If HMRC have not removed the schemes due to the pension age test, White said he could only speculate as to why HMRC had removed Hong Kong schemes from the list.
“One of the Rops requirements is that the overseas scheme must comply with local regulation so this may be a reason why the Hong Kong schemes have been removed from the list,” White said.
Simon Harrall says:
David, the age test has been met for Hong Kong.
As the person who put the majority of the HK ORSO pensions on the list, in fact all bar 4, I am aware of the main reason, which has nothing to do with the pension age test.
I only drafted and issued the regulatory forms for subsequent approval at HK level and HMRC notification, ( “the car manufacturer not the driver”, if you like), however I feel sorry for the vast majority of the HK ORSO/QROPS which I established where they are bona fide workplace pensions. Those cases deserve to be re-instated and I believe they will be, as for example GBST and others which are proper company pensions where people work for the companies that sponsor the schemes and therefore are members of the legitimate pension schemes. The rest I have no idea about…………….!
Bethell Codrington says:
Perhaps if anyone read the Mandatory Provident Fund Schemes Authority (HK) press release in August 2017, the removal of HK QROPS will not be a surprise.
It’s final paragraph states:
“If you are invited to invest or enrol in an ORSO Scheme the relevant employer of which is not your actual employer, you should refuse the invitation and where appropriate report the incident to MPFA via our hotline”.
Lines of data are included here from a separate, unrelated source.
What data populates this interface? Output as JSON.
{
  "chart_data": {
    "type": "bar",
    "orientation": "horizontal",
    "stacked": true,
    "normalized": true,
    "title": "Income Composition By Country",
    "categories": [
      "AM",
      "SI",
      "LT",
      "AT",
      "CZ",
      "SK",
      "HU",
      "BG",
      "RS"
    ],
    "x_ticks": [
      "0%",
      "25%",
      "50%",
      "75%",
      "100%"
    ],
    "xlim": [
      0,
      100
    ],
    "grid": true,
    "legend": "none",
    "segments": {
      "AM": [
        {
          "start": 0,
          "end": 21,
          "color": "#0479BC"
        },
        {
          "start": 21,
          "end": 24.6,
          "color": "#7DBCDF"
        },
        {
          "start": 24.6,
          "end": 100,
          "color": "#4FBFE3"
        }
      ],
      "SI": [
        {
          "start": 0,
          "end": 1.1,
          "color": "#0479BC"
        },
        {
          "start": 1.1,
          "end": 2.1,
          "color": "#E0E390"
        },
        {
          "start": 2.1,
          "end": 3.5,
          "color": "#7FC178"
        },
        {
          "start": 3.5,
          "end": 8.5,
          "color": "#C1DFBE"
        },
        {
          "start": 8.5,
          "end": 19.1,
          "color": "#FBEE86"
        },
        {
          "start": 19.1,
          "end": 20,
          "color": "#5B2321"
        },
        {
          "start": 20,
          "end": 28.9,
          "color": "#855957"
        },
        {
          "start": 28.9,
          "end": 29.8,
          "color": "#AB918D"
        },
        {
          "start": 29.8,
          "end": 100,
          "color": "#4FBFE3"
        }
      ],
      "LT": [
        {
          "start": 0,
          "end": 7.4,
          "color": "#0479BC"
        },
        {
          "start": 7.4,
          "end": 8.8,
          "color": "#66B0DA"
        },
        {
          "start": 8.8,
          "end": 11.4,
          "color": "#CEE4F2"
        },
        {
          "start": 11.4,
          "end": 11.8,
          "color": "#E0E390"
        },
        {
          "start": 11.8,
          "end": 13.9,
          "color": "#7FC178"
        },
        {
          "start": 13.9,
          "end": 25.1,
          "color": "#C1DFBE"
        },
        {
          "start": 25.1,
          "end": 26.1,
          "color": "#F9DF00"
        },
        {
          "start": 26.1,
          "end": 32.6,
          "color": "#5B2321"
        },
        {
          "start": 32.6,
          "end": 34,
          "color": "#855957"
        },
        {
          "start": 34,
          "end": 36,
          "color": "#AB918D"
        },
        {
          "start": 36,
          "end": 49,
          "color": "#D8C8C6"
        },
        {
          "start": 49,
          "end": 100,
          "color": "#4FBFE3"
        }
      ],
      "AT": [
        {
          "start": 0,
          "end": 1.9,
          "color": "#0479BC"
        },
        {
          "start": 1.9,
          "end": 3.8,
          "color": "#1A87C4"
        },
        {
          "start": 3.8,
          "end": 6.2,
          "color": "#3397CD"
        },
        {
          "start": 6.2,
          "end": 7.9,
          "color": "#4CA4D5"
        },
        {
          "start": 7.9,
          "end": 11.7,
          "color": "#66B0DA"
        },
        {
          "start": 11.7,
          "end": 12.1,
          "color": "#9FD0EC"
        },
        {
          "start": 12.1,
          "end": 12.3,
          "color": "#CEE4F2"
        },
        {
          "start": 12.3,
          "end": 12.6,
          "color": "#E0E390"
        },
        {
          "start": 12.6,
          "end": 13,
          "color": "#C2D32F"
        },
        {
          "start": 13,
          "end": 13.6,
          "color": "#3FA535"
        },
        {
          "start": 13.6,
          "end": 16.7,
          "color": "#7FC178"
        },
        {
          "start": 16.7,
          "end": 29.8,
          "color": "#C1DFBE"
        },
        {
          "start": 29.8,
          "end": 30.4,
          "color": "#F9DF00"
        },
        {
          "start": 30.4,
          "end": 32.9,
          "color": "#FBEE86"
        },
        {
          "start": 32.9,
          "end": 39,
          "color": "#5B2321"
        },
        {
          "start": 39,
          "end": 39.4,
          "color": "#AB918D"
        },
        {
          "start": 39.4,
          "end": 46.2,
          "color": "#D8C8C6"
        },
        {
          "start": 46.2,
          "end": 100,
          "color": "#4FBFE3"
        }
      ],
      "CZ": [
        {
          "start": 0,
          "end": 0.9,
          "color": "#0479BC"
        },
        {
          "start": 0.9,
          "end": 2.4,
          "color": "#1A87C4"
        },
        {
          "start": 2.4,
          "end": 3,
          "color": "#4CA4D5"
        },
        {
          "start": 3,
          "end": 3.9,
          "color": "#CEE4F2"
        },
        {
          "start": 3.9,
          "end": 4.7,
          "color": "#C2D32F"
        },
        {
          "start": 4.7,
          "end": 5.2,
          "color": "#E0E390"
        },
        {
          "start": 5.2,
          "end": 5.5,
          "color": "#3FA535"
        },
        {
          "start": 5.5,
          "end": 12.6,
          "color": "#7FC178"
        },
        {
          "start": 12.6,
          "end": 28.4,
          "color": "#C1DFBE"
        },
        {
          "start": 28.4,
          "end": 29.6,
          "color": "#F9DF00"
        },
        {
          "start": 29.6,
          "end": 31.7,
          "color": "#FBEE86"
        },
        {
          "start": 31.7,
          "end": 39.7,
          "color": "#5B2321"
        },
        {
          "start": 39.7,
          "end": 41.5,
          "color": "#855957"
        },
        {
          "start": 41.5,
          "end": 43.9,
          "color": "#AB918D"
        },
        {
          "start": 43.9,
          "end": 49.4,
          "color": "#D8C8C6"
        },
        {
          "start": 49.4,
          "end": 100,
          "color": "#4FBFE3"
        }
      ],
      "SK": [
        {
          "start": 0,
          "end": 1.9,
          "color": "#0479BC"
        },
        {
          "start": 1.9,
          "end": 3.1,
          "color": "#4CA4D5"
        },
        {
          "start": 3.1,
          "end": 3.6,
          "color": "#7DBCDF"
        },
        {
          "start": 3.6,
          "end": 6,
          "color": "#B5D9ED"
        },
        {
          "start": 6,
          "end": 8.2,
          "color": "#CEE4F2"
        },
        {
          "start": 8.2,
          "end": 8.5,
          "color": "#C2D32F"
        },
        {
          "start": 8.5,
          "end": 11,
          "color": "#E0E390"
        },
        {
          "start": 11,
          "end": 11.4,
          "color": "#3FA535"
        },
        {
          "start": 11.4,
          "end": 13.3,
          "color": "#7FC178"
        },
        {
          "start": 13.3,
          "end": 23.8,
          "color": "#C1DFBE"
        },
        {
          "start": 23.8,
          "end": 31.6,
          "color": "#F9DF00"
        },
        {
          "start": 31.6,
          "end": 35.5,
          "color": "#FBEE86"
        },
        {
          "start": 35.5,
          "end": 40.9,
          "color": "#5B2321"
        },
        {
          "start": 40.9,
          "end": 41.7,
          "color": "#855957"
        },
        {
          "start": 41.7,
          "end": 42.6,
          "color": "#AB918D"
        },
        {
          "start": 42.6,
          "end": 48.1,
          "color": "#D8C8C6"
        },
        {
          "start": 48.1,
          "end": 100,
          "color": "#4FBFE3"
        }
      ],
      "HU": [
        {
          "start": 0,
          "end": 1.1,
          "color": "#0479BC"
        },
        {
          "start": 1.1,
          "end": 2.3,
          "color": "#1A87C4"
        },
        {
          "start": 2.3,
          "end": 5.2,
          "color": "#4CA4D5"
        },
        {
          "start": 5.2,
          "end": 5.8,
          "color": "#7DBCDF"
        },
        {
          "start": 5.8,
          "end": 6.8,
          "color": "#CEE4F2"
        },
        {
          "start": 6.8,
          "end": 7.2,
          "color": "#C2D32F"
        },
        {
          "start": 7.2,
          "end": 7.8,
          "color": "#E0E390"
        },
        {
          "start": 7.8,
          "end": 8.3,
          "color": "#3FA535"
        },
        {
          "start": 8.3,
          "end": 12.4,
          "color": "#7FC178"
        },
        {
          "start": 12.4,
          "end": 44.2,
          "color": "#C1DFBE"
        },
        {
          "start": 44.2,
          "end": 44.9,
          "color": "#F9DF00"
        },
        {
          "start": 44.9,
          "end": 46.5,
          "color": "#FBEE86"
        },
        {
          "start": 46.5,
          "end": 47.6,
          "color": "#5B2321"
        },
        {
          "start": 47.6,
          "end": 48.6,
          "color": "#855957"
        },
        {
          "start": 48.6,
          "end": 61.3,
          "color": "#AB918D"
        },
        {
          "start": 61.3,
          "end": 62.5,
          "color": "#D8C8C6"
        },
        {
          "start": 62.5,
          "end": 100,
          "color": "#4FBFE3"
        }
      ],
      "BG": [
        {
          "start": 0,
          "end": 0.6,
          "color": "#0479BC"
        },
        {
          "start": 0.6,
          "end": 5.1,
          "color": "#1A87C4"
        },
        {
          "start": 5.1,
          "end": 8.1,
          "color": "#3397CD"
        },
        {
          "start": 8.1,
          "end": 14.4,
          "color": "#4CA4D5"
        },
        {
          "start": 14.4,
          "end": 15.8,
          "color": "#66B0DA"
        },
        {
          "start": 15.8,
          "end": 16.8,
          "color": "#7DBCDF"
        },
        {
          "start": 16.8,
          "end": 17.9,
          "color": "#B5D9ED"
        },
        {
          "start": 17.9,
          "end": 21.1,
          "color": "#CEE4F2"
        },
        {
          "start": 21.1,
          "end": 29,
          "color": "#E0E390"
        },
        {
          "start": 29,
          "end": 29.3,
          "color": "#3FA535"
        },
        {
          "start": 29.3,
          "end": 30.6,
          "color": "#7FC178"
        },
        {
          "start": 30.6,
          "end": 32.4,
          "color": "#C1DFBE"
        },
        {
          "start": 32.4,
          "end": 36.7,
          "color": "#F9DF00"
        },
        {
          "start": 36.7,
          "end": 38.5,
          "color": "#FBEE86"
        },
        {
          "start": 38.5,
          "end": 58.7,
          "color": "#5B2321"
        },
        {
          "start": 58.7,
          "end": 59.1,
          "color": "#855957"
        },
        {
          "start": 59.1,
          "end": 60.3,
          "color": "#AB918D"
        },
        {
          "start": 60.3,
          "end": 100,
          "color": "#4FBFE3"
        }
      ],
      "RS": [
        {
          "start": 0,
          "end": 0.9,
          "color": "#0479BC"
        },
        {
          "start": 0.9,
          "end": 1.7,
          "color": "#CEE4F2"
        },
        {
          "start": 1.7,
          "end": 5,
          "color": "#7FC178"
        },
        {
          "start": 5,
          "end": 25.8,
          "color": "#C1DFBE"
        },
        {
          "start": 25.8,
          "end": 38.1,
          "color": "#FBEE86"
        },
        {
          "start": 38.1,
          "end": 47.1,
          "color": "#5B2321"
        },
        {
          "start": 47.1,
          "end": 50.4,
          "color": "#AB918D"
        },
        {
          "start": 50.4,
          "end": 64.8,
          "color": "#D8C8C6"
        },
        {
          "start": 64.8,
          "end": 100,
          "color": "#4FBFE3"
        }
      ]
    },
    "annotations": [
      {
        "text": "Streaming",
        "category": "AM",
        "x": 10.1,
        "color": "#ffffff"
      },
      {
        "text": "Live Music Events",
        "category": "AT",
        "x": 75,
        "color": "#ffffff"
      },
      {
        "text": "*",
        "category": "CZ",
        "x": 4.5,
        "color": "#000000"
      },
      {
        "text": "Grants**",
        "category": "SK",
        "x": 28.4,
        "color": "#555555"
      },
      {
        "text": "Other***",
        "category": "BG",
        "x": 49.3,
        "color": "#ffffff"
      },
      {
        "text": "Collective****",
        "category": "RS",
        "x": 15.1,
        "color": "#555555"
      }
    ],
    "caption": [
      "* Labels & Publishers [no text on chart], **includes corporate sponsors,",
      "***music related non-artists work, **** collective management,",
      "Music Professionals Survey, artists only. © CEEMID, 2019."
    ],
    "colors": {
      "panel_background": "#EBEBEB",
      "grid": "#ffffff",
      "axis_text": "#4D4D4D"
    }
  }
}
This dispels some of the myths peddled by some providers and was the reason why the original Beasley QROPS was withdrawn in 2008. That update regulations and the OTC charge make HK pretty unsuitable this type of activity.
Simon Harrall says:
Bethel good comments and I agree about the non real employment comment but all the legitimate firms that have them are fine. Real work place pensions of which 90% of the HMRC list was made up of should remain recognized, as indeed the MPFA have been fully appraised thereof.